Prior to joining EDC, Tobey was the senior program director for mathematics at the Maine Mathematics and Science Alliance (MMSA), where she served as the co–principal investigator of the mathematics section of the NSF-funded Curriculum Topic Study, and principal investigator and project director of two Title IIa state Mathematics and Science Partnership projects. Prior to working on these projects, Tobey was the co–principal investigator and project director for MMSA’s NSF-funded Local Systemic Change Initiative, Broadening Educational Access to Mathematics in Maine (BEAMM), and she was a fellow in Cohort 4 of the National Academy for Science and Mathematics Education Leadership. She is the coauthor of six published Corwin books, including seven books in the Uncovering Student Thinking series (2007, 2009, 2011, 2013, 2014), two Mathematics Curriculum Topic Study resources (2006, 2012), and Mathematics Formative Assessment: 75 Practical Strategies for Linking Assessment, Instruction and Learning (2011). Before joining MMSA in 2001 to begin working with teachers, Tobey was a high school and middle school mathematics educator for ten years. She received her BS in secondary mathematics education from the University of Maine at Farmington and her MEd from City University in Seattle. She currently lives in Maine with her husband and blended family of five children.

Reviews

"This book is a wonderful resource for integrating formative assessment into student-centered instruction. The authors describe numerous ways teachers can access the many levels of student understanding. It belongs on every mathematics teacher’s shelf."
*Edward C. Nolan, PreK-12 Mathematics Specialist*

"This book contains an incredible set of Math FACTs – Formative Assessment Classroom Techniques. If you have been curious about Formative Assessment or how to implement it in your math classroom, this book provides the tools to get you started."
*Lyneille Meza, Coordinator of Data & Assessment*

"This book features formative assessment strategies specifically written for math and can be used in any math class.

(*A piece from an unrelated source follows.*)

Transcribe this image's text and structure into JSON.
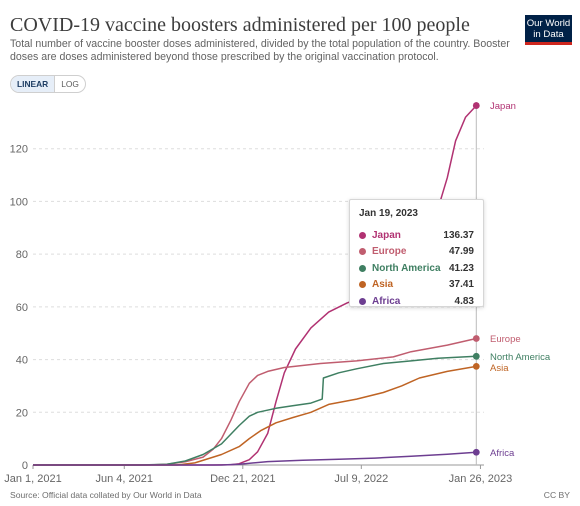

A book that we have been waiting for."
*Zsuzsanna Laughland, Mathematics Teacher*

"This book is a game-changer! By putting theory into practical digestible units, Mathematics Formative Assessment gives teachers of all levels a bank of techniques to design standards-aligned classes. I wish I had something like this 20 years ago when I was first teaching."
*Daniel Kikuji Rubenstein, Executive Director*

"Coaches and other teacher leaders will find this compendium of assessment strategies invaluable."
*NCSM Newsletter, Spring 2012*

"Most important, Keeley and Tobey discuss extensively the use of teh data generated to inform teaching. Coaches and other teacher leaders will find this compendium of assessment strategies invaluable."